Just when you think you have seen everything…

 

When one thinks of Utah, they think of magic underwear, quirky liquor laws, people that say “oh my heck,” and its only redemption is excellent skiing. It’s also one of the reddest of red states that has that very bizarre red state mentality on healthcare.  Well, you would be correct if you thought that Utah might be odd when it comes to insurance plans.

PEHP, the state insurance plan, decided instead of paying high prices for medications, they would send their members to Mexico or Canada to obtain those meds, and to incentivize them, they even give them $500 towards their travel. Wait; what?

From Vox:

Today, the Utah insurer is saving hundreds of thousands of dollars a year on drugs for a handful of patients who need expensive medicines and make the trip abroad to get them. It’s not as much as they were originally hoping for, but enough that paying airfare plus a $500 bonus is still a worthwhile deal for the state to make.

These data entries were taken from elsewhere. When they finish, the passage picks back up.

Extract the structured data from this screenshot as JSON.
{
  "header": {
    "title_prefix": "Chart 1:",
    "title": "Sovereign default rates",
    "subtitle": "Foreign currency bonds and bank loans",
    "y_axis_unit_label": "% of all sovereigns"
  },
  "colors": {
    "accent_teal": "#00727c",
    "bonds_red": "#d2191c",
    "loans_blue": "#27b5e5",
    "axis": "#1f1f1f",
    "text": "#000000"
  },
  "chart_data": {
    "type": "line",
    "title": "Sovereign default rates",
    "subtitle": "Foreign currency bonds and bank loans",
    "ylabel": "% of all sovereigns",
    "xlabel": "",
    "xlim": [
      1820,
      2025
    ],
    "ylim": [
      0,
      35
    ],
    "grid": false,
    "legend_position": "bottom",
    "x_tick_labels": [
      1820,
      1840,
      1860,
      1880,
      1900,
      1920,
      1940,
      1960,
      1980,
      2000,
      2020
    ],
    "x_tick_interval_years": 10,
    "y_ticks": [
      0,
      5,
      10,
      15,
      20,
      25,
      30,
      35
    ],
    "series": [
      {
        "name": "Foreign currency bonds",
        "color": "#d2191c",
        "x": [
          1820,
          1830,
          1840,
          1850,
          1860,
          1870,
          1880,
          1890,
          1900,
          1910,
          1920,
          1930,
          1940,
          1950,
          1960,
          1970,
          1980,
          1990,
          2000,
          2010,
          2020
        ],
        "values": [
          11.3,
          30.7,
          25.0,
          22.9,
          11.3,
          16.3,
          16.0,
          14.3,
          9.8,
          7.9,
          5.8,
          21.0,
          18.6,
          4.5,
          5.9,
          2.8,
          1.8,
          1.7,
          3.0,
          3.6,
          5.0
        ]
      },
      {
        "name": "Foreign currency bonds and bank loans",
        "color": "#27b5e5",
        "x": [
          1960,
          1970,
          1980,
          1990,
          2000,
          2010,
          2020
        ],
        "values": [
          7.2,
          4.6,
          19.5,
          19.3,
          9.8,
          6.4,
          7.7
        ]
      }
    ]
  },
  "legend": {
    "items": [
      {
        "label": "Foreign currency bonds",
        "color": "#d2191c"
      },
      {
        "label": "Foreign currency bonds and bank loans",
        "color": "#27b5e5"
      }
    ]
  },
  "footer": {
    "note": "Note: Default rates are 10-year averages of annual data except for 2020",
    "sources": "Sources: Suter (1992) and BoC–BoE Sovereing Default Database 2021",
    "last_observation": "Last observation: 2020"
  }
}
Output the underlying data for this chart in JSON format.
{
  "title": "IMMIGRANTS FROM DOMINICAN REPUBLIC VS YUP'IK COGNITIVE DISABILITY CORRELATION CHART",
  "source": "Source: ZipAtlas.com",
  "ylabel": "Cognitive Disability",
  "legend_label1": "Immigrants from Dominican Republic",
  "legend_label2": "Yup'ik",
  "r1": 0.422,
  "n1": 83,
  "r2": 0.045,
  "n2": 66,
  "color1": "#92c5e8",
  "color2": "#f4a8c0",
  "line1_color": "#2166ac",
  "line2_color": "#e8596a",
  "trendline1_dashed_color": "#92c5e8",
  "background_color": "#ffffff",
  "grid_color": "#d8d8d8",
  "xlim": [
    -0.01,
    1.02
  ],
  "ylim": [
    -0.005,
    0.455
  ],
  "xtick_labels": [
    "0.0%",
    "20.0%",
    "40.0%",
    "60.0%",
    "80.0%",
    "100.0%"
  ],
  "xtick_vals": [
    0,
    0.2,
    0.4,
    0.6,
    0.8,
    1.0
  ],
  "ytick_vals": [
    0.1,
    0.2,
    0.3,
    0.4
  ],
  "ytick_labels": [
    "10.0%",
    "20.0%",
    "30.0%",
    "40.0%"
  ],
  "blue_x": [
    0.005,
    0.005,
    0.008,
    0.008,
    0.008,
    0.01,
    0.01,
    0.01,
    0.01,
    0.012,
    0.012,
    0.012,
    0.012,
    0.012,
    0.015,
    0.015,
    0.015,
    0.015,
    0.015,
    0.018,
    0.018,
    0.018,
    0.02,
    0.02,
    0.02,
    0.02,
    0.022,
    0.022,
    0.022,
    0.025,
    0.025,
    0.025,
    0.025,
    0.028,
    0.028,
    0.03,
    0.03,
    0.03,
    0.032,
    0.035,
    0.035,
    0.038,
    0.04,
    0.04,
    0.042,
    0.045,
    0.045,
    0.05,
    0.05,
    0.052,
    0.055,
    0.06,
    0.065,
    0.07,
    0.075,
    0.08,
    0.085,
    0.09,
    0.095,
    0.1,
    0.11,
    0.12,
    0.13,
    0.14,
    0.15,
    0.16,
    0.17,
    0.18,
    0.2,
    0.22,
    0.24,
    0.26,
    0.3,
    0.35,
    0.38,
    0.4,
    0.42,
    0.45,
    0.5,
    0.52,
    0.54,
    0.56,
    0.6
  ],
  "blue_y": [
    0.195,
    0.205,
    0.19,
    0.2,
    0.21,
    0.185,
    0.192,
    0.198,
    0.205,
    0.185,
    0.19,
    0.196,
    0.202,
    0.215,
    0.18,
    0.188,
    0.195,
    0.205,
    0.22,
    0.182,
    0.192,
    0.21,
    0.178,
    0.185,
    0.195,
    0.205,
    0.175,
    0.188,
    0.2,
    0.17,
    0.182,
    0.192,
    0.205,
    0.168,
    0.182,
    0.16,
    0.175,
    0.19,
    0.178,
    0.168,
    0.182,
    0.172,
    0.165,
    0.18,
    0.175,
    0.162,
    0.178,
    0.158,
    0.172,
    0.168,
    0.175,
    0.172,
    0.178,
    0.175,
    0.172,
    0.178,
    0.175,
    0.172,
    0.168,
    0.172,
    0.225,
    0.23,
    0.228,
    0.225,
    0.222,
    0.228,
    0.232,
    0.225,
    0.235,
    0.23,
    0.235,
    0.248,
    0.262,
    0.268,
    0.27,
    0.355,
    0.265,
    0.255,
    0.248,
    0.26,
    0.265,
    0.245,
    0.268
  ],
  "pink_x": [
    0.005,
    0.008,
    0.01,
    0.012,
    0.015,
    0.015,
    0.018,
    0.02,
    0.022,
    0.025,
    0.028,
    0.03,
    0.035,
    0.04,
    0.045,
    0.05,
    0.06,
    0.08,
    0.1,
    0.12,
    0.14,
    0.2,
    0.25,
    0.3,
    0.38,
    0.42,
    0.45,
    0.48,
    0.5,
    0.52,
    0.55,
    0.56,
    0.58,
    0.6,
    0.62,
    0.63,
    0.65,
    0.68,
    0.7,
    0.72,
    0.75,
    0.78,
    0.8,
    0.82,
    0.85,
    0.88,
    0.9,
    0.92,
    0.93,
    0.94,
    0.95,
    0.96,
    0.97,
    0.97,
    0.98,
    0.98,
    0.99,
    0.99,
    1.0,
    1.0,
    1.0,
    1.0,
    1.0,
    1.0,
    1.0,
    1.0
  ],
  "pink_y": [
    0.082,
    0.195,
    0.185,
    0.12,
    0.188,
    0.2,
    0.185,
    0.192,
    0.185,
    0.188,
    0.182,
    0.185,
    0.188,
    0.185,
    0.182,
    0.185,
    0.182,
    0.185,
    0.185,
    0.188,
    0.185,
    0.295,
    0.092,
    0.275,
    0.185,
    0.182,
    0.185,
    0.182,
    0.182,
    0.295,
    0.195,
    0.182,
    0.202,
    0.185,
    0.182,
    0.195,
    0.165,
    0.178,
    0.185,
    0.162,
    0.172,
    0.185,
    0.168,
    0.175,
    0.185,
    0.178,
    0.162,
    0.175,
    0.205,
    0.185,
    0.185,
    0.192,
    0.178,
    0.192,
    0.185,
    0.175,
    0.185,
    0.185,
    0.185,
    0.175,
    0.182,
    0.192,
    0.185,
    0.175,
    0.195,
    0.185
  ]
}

Medical tourism is hardly a new phenomenon. Eight percent of Americans said in a 2016 Kaiser Family Foundation poll that they had purchased prescription drugs outside of the United States. US government surveys have estimated between 150,000 and 320,000 Americans annually name health care as their reason for traveling abroad. Lower costs are usually their motivation.

Wow, I freaking live here and this is the first I have heard of it. Probably one of those things that designed to be under the radar.

”While we have long heard stories of individuals or informal groups of patients crossing the border to buy cheaper drugs, it has not typically been a sanctioned part of the American health insurance system,” Caroline Pearson, a senior fellow at NORC at the University of Chicago, told me. “The Utah … example is the only case that I am aware of.”

Way below the radar as this is the only place where it happens.

In brief, here is how the Utah government employee program works:

  • Patients taking one or more of 13 specialty drugs are eligible to participate
  • They can travel to Vancouver, Canada, or Tijuana, Mexico, to buy their prescriptions
  • They still make their usual copayments only
  • The state health insurance plan covers the cost of their airfare, transportation to and from the airport, and lodging if necessary
  • The state will also pay the patients $500 cash for making the trip

They use a medical tourism service once they arrive to ensure the patient can complete the transaction and return.

Medical tourism is kind of a “wow” thing for me. Strangely, Utah is circumventing the pharmaceutical costs like they are in this situation. Yet it does save money on those super-expensive treatments.

I don’t feel this is a progressive move, more than it is an admission that even the state governments think that healthcare costs, especially prescription drugs, are getting way out of hand.

Utah is moving forward with a bill creating an insulin cost cap, much like Colorado did. Whether it will pass is another story.  I think it might.  I think even in their reddest moments, our legislature is paying too much and must contain costs.  I am glad that they do not decide to eliminate insurance for their workers. I do have a stake in it as I am related to a state employee.

It brings to the thought that we need to cap medications in this “there is a pill for it” world.  However, high prices often make a patient decide between other necessities and treating chronic illnesses. It leaves a provider being creative in prescribing to ensure compliance.

Of course, I support reasonable medication costs, because in the end, it gives providers a more significant choice of medications, not just “the cheapest.” The cheapest may not be the most effective.

I guess this one I file under “strange,” which means that maybe it is typical for Utah. I join the almost deafening call for a more reasonable pharmaceutical cost. I would like to see much more revamping of the healthcare system, but I remain skeptical when the level of greed is so damn high in healthcare.

I had a friend in the “Medicare for all” crowd try to tell me that my skepticism was not helping.  Well, I am not an optimist, especially with the push for profits. Medicare of all or any other sensible program will meet the utmost of resistance from those making that money.

I honestly have given up on our elected officials as they long stopped listening to their constituents and more to the money. Very unfortunate.

Anyhow, be the person your mom and your dog hope you are.